Sur la question de l'Afghanistan, je crois que Mme Delphy a raison de dire que «le combat pour libérer les femmes afghanes a été instrumentalisé» (un mot qu'elle semble particulièrement affectionner, à l'instar de ses disciples québécois). Mais que penser de ce passage: «Il vaut mieux porter une burqa et être en sécurité et pouvoir manger. Il faut savoir établir les priorités, et ce sont ces femmes-là qui doivent le faire.» Avec une burqa, les femmes mangeaient-elles plus et étaient-elles davantage en sécurité sous les talibans? D'ailleurs, elles la portent encore dans plusieurs régions de l'Afghanistan, et pas toujours par choix.

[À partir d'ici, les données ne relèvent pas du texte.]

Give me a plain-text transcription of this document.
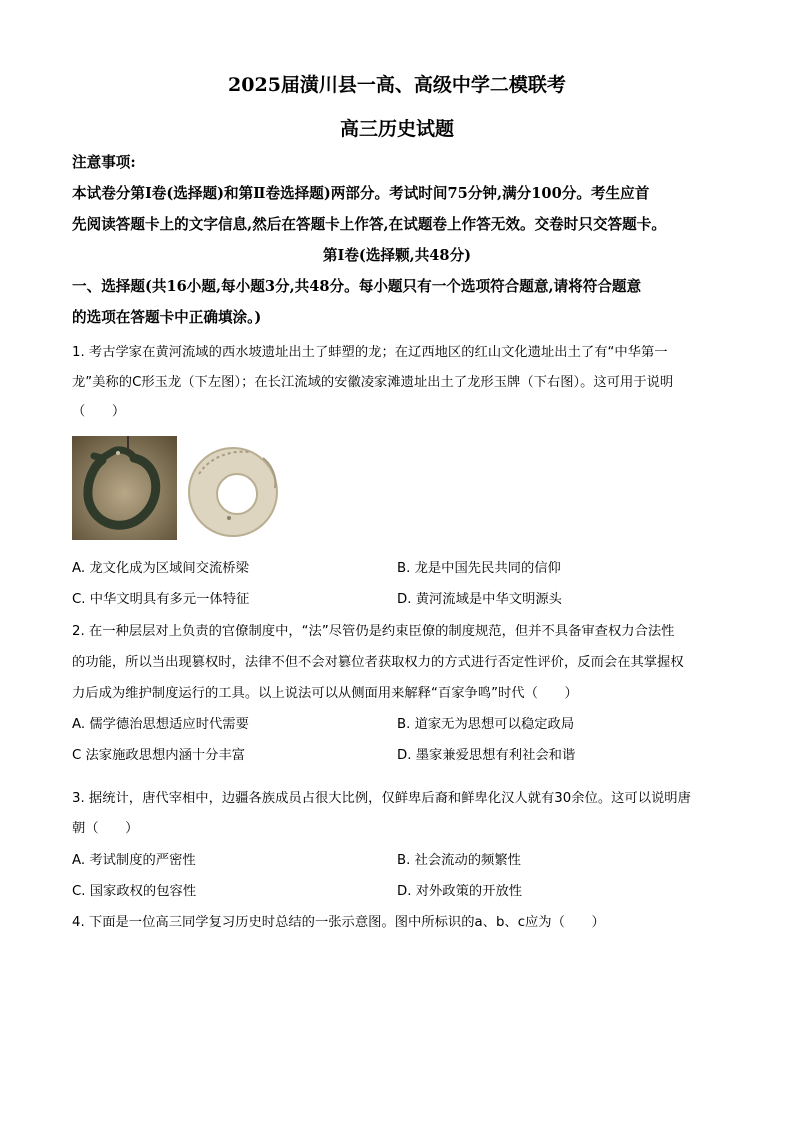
2025届潢川县一高、高级中学二模联考
高三历史试题
注意事项:
本试卷分第Ⅰ卷(选择题)和第Ⅱ卷选择题)两部分。考试时间75分钟,满分100分。考生应首
先阅读答题卡上的文字信息,然后在答题卡上作答,在试题卷上作答无效。交卷时只交答题卡。
第Ⅰ卷(选择颗,共48分)
一、选择题(共16小题,每小题3分,共48分。每小题只有一个选项符合题意,请将符合题意
的选项在答题卡中正确填涂。)
1. 考古学家在黄河流域的西水坡遗址出土了蚌塑的龙；在辽西地区的红山文化遗址出土了有“中华第一
龙”美称的C形玉龙（下左图）；在长江流域的安徽凌家滩遗址出土了龙形玉牌（下右图）。这可用于说明
（　　）
A. 龙文化成为区域间交流桥梁	B. 龙是中国先民共同的信仰
C. 中华文明具有多元一体特征	D. 黄河流域是中华文明源头
2. 在一种层层对上负责的官僚制度中，“法”尽管仍是约束臣僚的制度规范，但并不具备审查权力合法性
的功能，所以当出现篡权时，法律不但不会对篡位者获取权力的方式进行否定性评价，反而会在其掌握权
力后成为维护制度运行的工具。以上说法可以从侧面用来解释“百家争鸣”时代（　　）
A. 儒学德治思想适应时代需要	B. 道家无为思想可以稳定政局
C 法家施政思想内涵十分丰富	D. 墨家兼爱思想有利社会和谐
3. 据统计，唐代宰相中，边疆各族成员占很大比例，仅鲜卑后裔和鲜卑化汉人就有30余位。这可以说明唐
朝（　　）
A. 考试制度的严密性	B. 社会流动的频繁性
C. 国家政权的包容性	D. 对外政策的开放性
4. 下面是一位高三同学复习历史时总结的一张示意图。图中所标识的a、b、c应为（　　）
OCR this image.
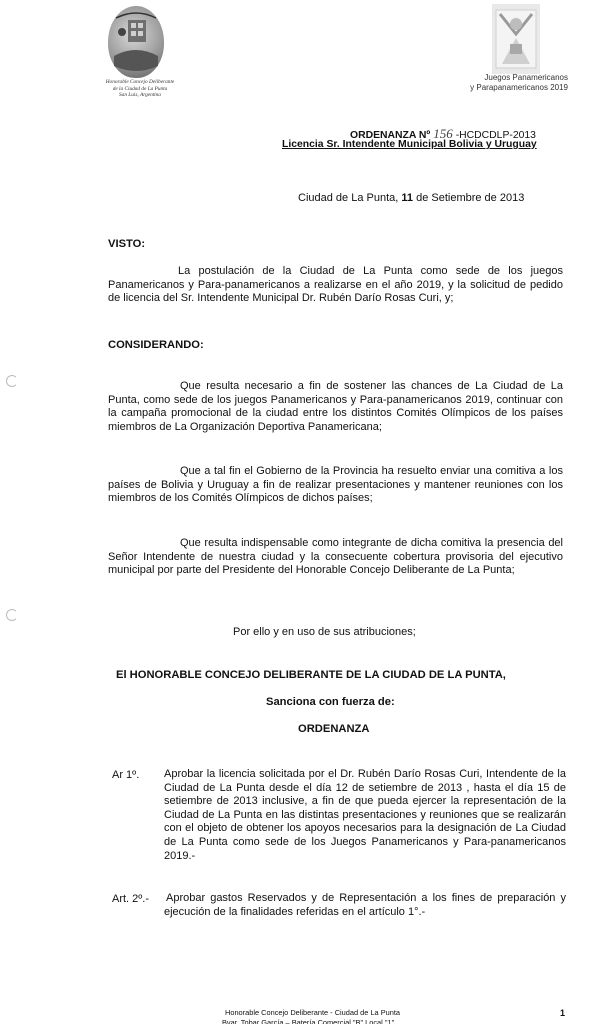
Honorable Concejo Deliberante
de la Ciudad de La Punta
San Luis, Argentina
Juegos Panamericanos
y Parapanamericanos 2019
ORDENANZA Nº 156 -HCDCDLP-2013
Licencia Sr. Intendente Municipal Bolivia y Uruguay
Ciudad de La Punta, 11 de Setiembre de 2013
VISTO:
La postulación de la Ciudad de La Punta como sede de los juegos Panamericanos y Para-panamericanos a realizarse en el año 2019, y la solicitud de pedido de licencia del Sr. Intendente Municipal Dr. Rubén Darío Rosas Curi, y;
CONSIDERANDO:
Que resulta necesario a fin de sostener las chances de La Ciudad de La Punta, como sede de los juegos Panamericanos y Para-panamericanos 2019, continuar con la campaña promocional de la ciudad entre los distintos Comités Olímpicos de los países miembros de La Organización Deportiva Panamericana;
Que a tal fin el Gobierno de la Provincia ha resuelto enviar una comitiva a los países de Bolivia y Uruguay a fin de realizar presentaciones y mantener reuniones con los miembros de los Comités Olímpicos de dichos países;
Que resulta indispensable como integrante de dicha comitiva la presencia del Señor Intendente de nuestra ciudad y la consecuente cobertura provisoria del ejecutivo municipal por parte del Presidente del Honorable Concejo Deliberante de La Punta;
Por ello y en uso de sus atribuciones;
El HONORABLE CONCEJO DELIBERANTE DE LA CIUDAD DE LA PUNTA,
Sanciona con fuerza de:
ORDENANZA
Ar 1º. Aprobar la licencia solicitada por el Dr. Rubén Darío Rosas Curi, Intendente de la Ciudad de La Punta desde el día 12 de setiembre de 2013 , hasta el día 15 de setiembre de 2013 inclusive, a fin de que pueda ejercer la representación de la Ciudad de La Punta en las distintas presentaciones y reuniones que se realizarán con el objeto de obtener los apoyos necesarios para la designación de La Ciudad de La Punta como sede de los Juegos Panamericanos y Para-panamericanos 2019.-
Art. 2º.- Aprobar gastos Reservados y de Representación a los fines de preparación y ejecución de la finalidades referidas en el artículo 1°.-
Honorable Concejo Deliberante - Ciudad de La Punta
Bvar. Tobar García – Batería Comercial "B" Local "1"
1
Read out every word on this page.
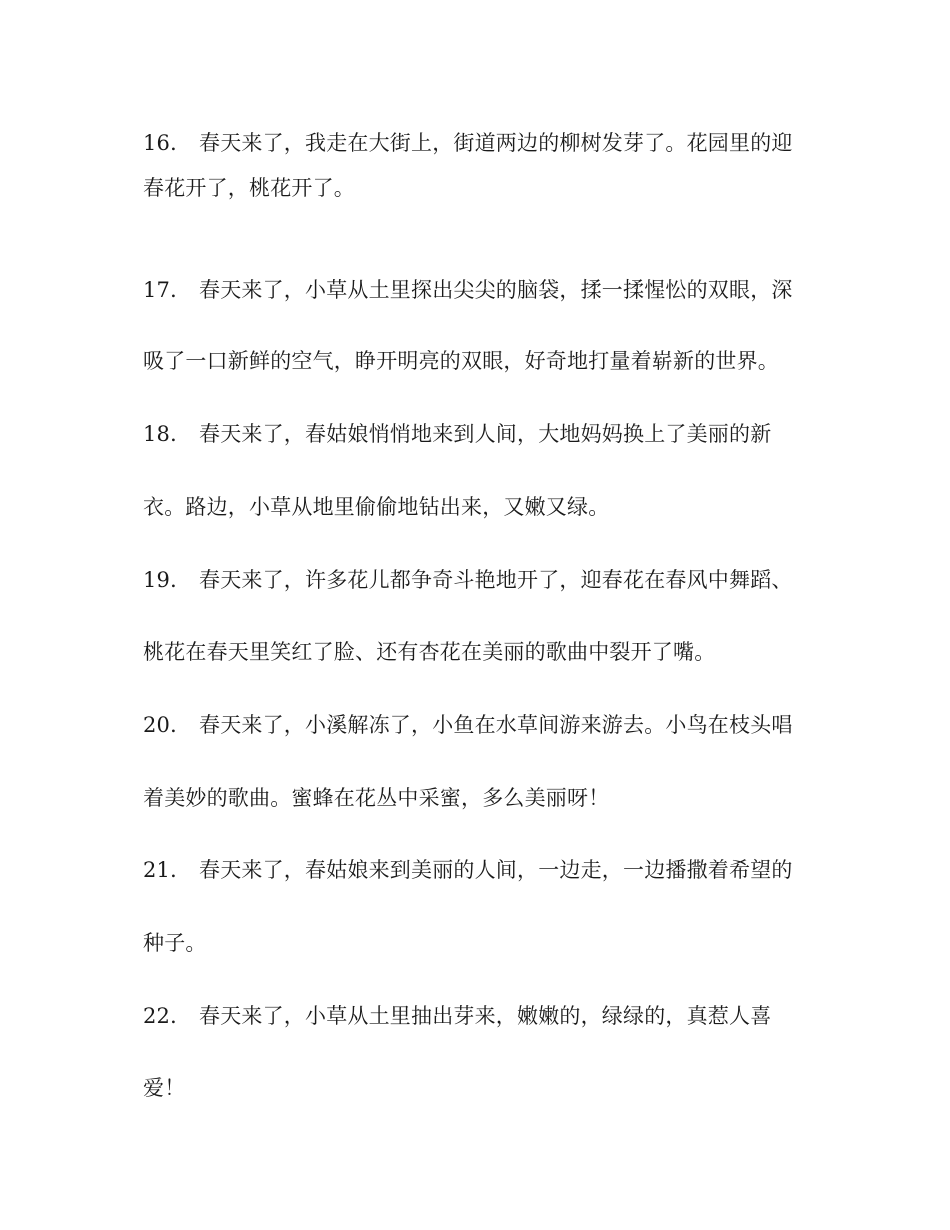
16． 春天来了，我走在大街上，街道两边的柳树发芽了。花园里的迎
春花开了，桃花开了。
17． 春天来了，小草从土里探出尖尖的脑袋，揉一揉惺忪的双眼，深
吸了一口新鲜的空气，睁开明亮的双眼，好奇地打量着崭新的世界。
18． 春天来了，春姑娘悄悄地来到人间，大地妈妈换上了美丽的新
衣。路边，小草从地里偷偷地钻出来，又嫩又绿。
19． 春天来了，许多花儿都争奇斗艳地开了，迎春花在春风中舞蹈、
桃花在春天里笑红了脸、还有杏花在美丽的歌曲中裂开了嘴。
20． 春天来了，小溪解冻了，小鱼在水草间游来游去。小鸟在枝头唱
着美妙的歌曲。蜜蜂在花丛中采蜜，多么美丽呀！
21． 春天来了，春姑娘来到美丽的人间，一边走，一边播撒着希望的
种子。
22． 春天来了，小草从土里抽出芽来，嫩嫩的，绿绿的，真惹人喜
爱！
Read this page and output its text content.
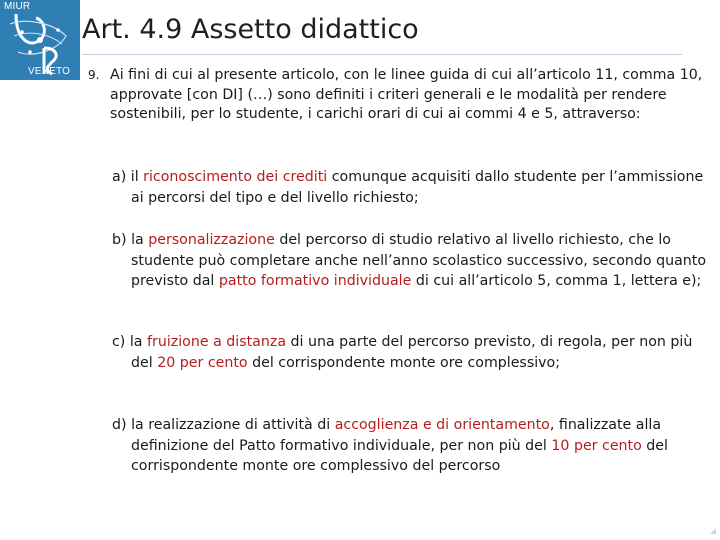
MIUR
VENETO
Art. 4.9 Assetto didattico
9. Ai fini di cui al presente articolo, con le linee guida di cui all’articolo 11, comma 10, approvate [con DI] (…) sono definiti i criteri generali e le modalità per rendere sostenibili, per lo studente, i carichi orari di cui ai commi 4 e 5, attraverso:
a) il riconoscimento dei crediti comunque acquisiti dallo studente per l’ammissione ai percorsi del tipo e del livello richiesto;
b) la personalizzazione del percorso di studio relativo al livello richiesto, che lo studente può completare anche nell’anno scolastico successivo, secondo quanto previsto dal patto formativo individuale di cui all’articolo 5, comma 1, lettera e);
c) la fruizione a distanza di una parte del percorso previsto, di regola, per non più del 20 per cento del corrispondente monte ore complessivo;
d) la realizzazione di attività di accoglienza e di orientamento, finalizzate alla definizione del Patto formativo individuale, per non più del 10 per cento del corrispondente monte ore complessivo del percorso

Ce n'est pas parce que les Américains et autres Occidentaux ont eu tort de faire la guerre en Afghanistan (et en Irak et ailleurs) pour s'approvisionner en pétrole que les talibans ont (eu) raison de vouloir enfermer les femmes dans un vêtement qui limite leur déplacement et symbolise le contrôle des hommes sur leur corps et sur leur droit à l'existence même. Et les mariages forcés? Et l'exclusion des filles de l'école? Et la lapidation? Et l'absence de liberté sexuelle? Ce ne sont pas les Américains ni les Canadiens qui les ont inventés. L'association RAWA, composée d'Afghanes, a bien documenté la situation de ces femmes sous les talibans.

«Pour elle, c'est détourner l'attention de ce dont il faudrait réellement se préoccuper: le bien-être des femmes», écrit la journaliste du Devoir. Le bien-être des femmes ne commence-t-il pas par le droit de circuler librement, sans être escortée obligatoirement par des hommes dans le moindre déplacement, en s'identifiant comme personne, comme femme, non comme fantôme ambulant, sans être violée ou lapidée en guise de représailles si on déroge au code vestimentaire imposé pour cacher ce corps qui dérange tant?